Akouos, a startup developing a gene therapy for hearing loss, raises IPO value to $125 million

Despite recession, investors see a robust market for biotechs, especially those working long-term on health threats

Akouos CEO Manny Simons once considered becoming a professional musician but was also drawn to medicine.
Akouos CEO Manny Simons once considered becoming a professional musician but was also drawn to medicine.JIM DAVIS/GLOBE STAFF

Millions of Americans are out of work because of the pandemic. Protests against racism are roiling the United States and other countries. It must be a bad time for a startup to go public on the stock market, right?

Akouos doesn’t think so. A Boston biotech trying to develop the first gene therapy to treat hearing loss, it has increased what it hopes to raise in its initial public offering Friday to $125 million amid recent strong debuts by other biopharma startups.

Akouos said in a filing with the Securities and Exchange Commission on Monday that it plans to offer 8.3 million shares at a price range of $14 to $16 on Nasdaq for a total of $125 million. That’s up from the $100 million announced two weeks ago.
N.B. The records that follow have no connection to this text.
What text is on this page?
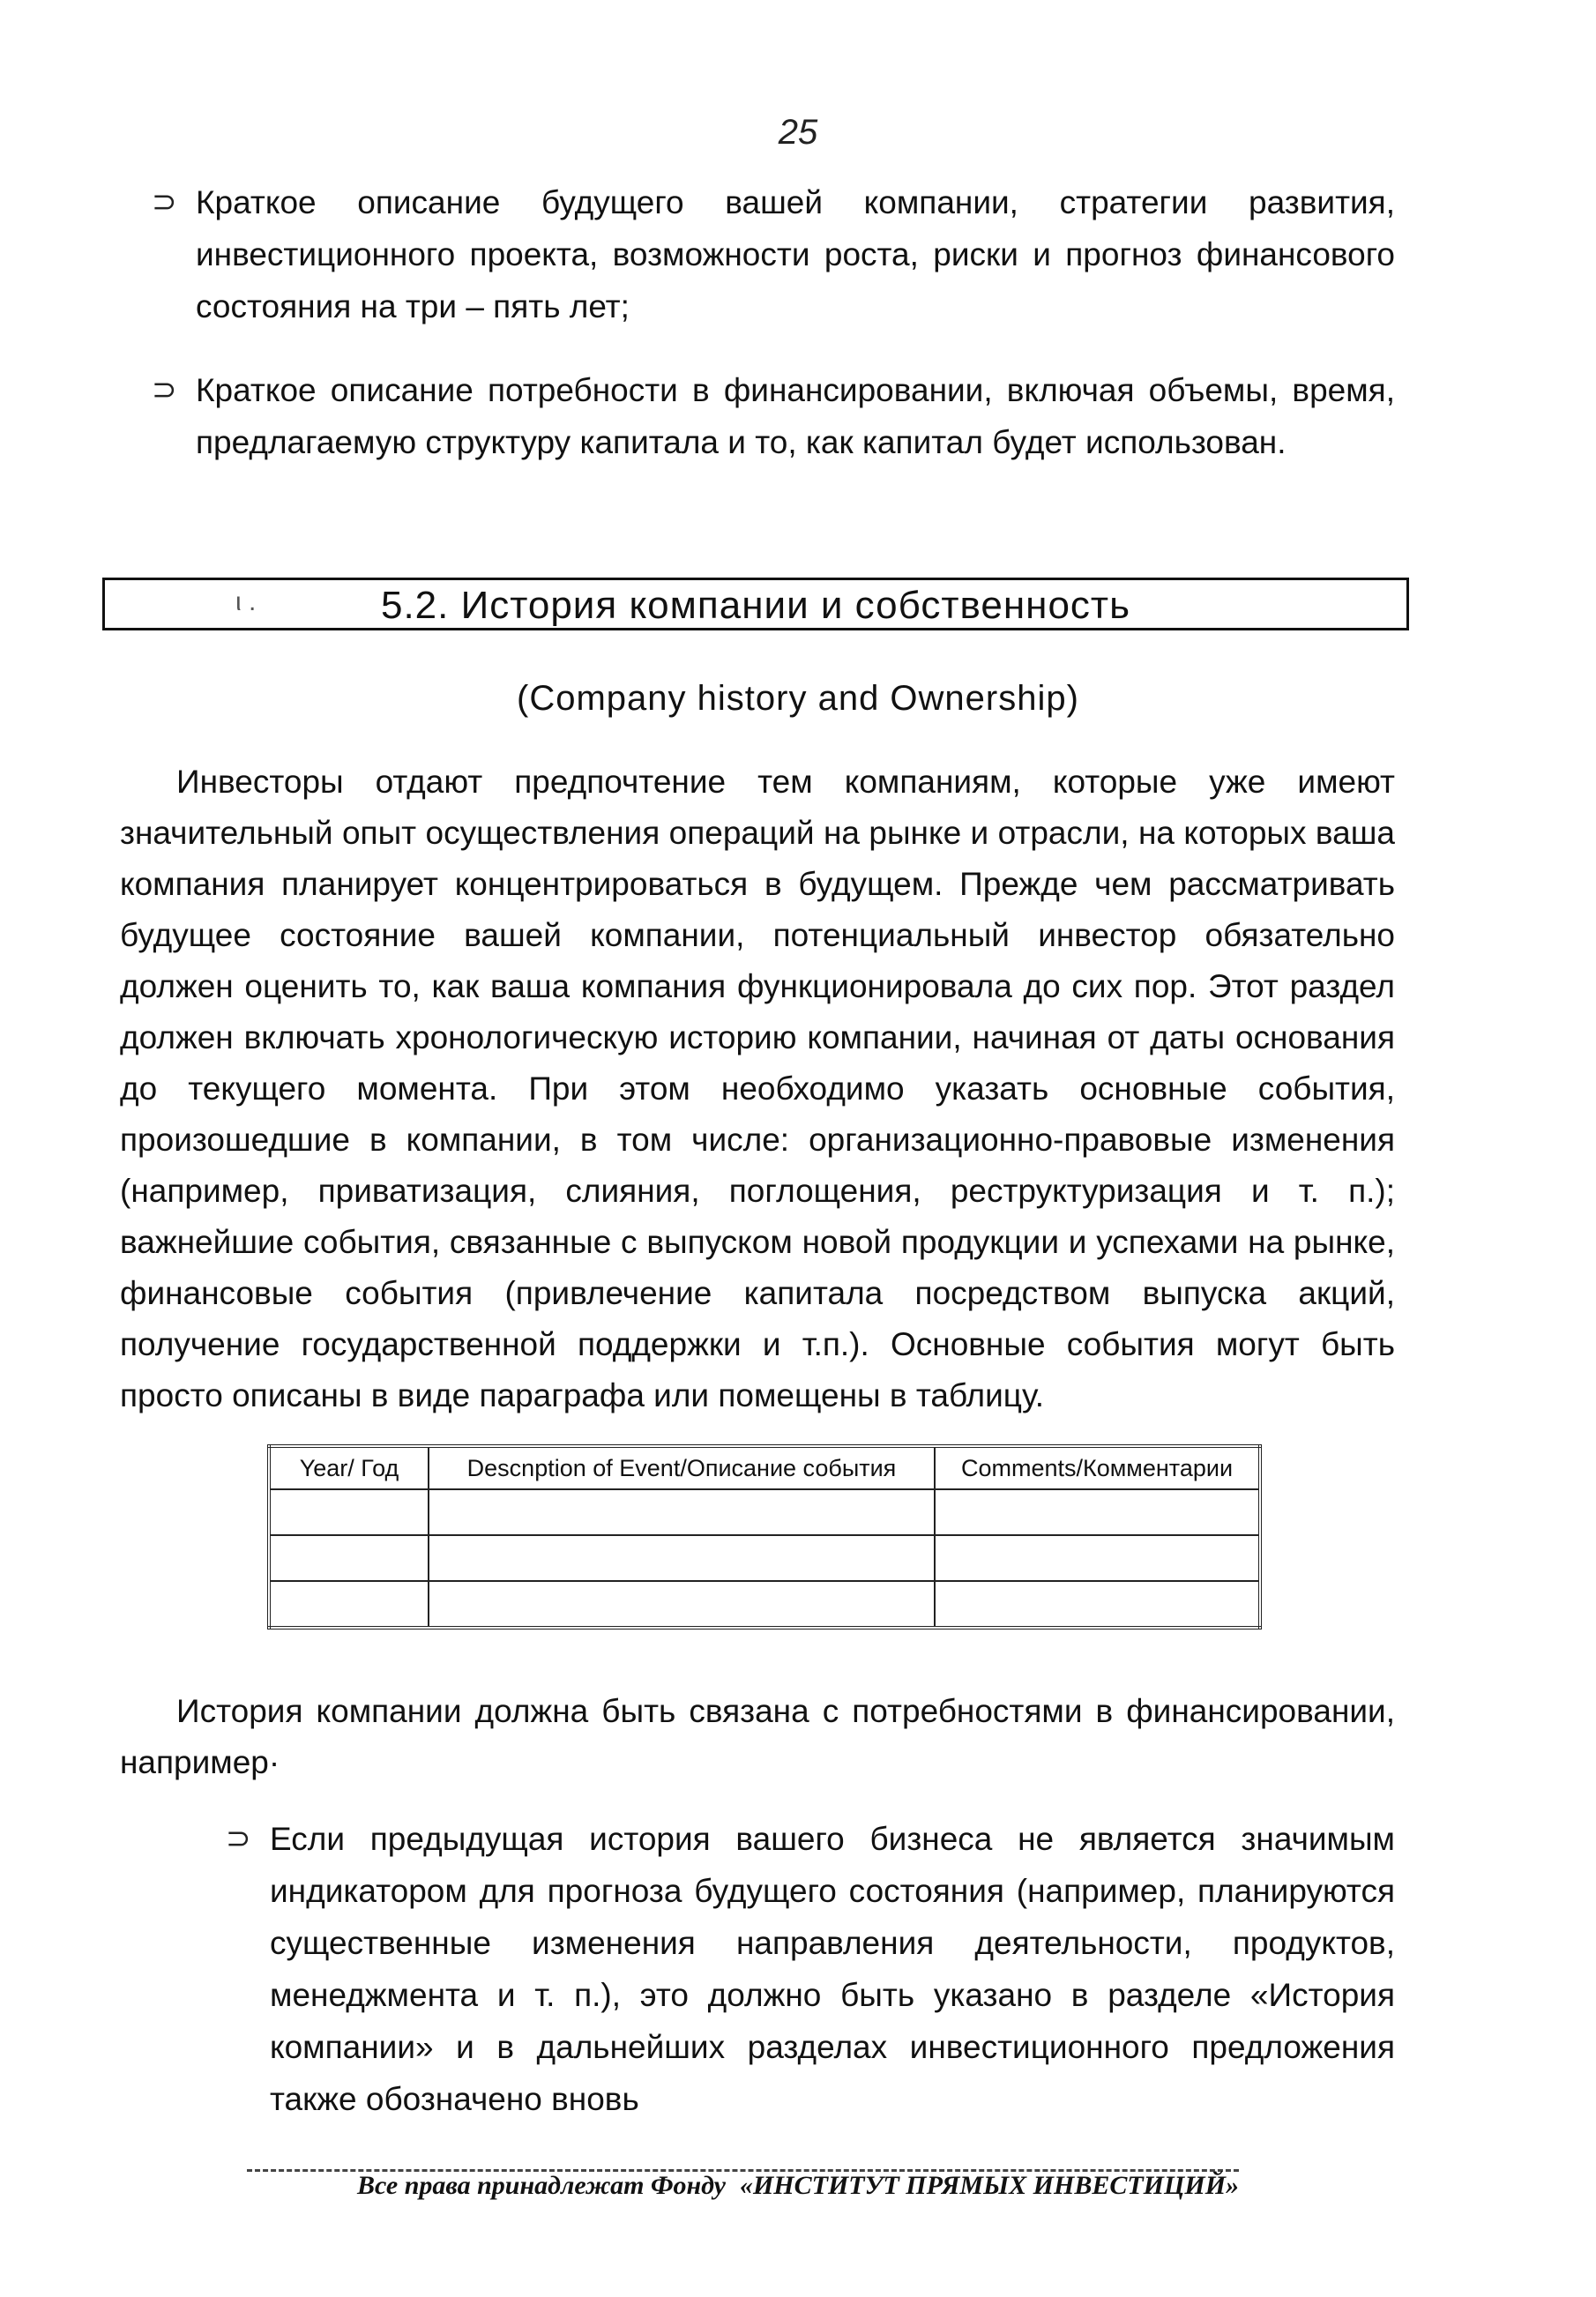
25
⊃ Краткое описание будущего вашей компании, стратегии развития, инвестиционного проекта, возможности роста, риски и прогноз финансового состояния на три – пять лет;
⊃ Краткое описание потребности в финансировании, включая объемы, время, предлагаемую структуру капитала и то, как капитал будет использован.
ι .	5.2. История компании и собственность
(Company history and Ownership)

Инвесторы отдают предпочтение тем компаниям, которые уже имеют значительный опыт осуществления операций на рынке и отрасли, на которых ваша компания планирует концентрироваться в будущем. Прежде чем рассматривать будущее состояние вашей компании, потенциальный инвестор обязательно должен оценить то, как ваша компания функционировала до сих пор. Этот раздел должен включать хронологическую историю компании, начиная от даты основания до текущего момента. При этом необходимо указать основные события, произошедшие в компании, в том числе: организационно-правовые изменения (например, приватизация, слияния, поглощения, реструктуризация и т. п.); важнейшие события, связанные с выпуском новой продукции и успехами на рынке, финансовые события (привлечение капитала посредством выпуска акций, получение государственной поддержки и т.п.). Основные события могут быть просто описаны в виде параграфа или помещены в таблицу.

Year/ Год	Descnption of Event/Описание события	Comments/Комментарии

История компании должна быть связана с потребностями в финансировании, например·

⊃ Если предыдущая история вашего бизнеса не является значимым индикатором для прогноза будущего состояния (например, планируются существенные изменения направления деятельности, продуктов, менеджмента и т. п.), это должно быть указано в разделе «История компании» и в дальнейших разделах инвестиционного предложения также обозначено вновь
Все права принадлежат Фонду «ИНСТИТУТ ПРЯМЫХ ИНВЕСТИЦИЙ»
Matt Kennedy, a senior strategist for Renaissance Capital, a pre-IPO research provider for institutional investors, said IPOs by biotechs have generated investor enthusiasm despite the COVID-19 pandemic and a recession that has left millions of Americans unemployed.

“The biotech space has been largely insulated from market turbulence,” Kennedy said, in part because drug development takes years, making gyrations less worrisome. “If a biotech isn’t planning to run trials until 2025, it makes little difference if unemployment is high right now or people are traveling less.”

So far this year, 23 biotechs nationwide have gone public. On average, their share prices closed up more than 36 percent on the first day of trading and are up an average of almost 82 percent from their IPO prices, he said.

Last Friday alone, two biotechs with operations in Massachusetts went public and together raised nearly $500 million.

Repare Therapeutics, a precision oncology company with offices in Cambridge and Montreal, raised $220 million when it sold 11 million shares at $20 each — the upper end of the previously disclosed price range. Repare’s share price closed Friday at $30.80, up 54 percent.


Forma Therapeutics, a Watertown biotech seeking to treat rare blood disorders and forms of cancer, meanwhile raised $276 million when it debuted on the stock market after pricing 13.8 million shares at $20. Forma closed at $39 a share Friday, up 95 percent.

Among the other local biotechs with big IPOs this year were three Cambridge startups: Black Diamond Therapeutics, which raised $201 million in January; Beam Therapeutics, a genome editing startup that raised $180 million in February; and Generation Bio, a genetics medicine company that raised $200 million earlier this month.

Some analysts say COVID-19 has underscored the promise of biotechnology to address deadly health threats. Among the biotechs whose market values have soared during the pandemic is Moderna, a Cambridge drug company that was the first to get an experimental coronavirus vaccine into human trials. Moderna, which went public in 2018, has a market value of more than $24 billion, though it has no approved products.

Akouos, founded in 2016, is trying to develop the first gene therapy to treat hearing loss — in particular, a form of deafness caused by mutations in a single gene. Gene-based hearing loss afflicts 300,000 people in the United States each year, including more than 4,000 newborns.

Its lead candidate is a treatment for a type of genetic hearing loss that afflicts about 7,000 people. The company hopes to use a small virus called adeno-associated virus, or AAV, as a vector to deliver DNA that encodes a functioning gene in target cells. These viruses don’t typically cause disease and can be customized to treat different inherited conditions.


Akouos has partnerships with Massachusetts Eye and Ear and Lonza, a Swiss multinational manufacturer that has contracts with drug makers.

The company’s cofounder and chief executive is Manny Simons, who grew up in a musical family in Western Massachusetts and considered working as a musician but was also drawn to medicine. He ultimately combined his passions, earning an undergraduate degree in music and neuroscience from Harvard College, a PhD in biomedical engineering at the Massachusetts Institute of Technology, and an MBA from Harvard Business School.

“It’s easy to take hearing for granted, and maybe because music has been important to me, it’s something that I take a little less for granted,” Simons, who plays Bach and the late jazz pianist Bill Evans on the piano for fun, told the Globe in 2018.

Before he cofounded Akouos, Simons had leadership roles at Voyager Therapeutics and WarpDriveBio.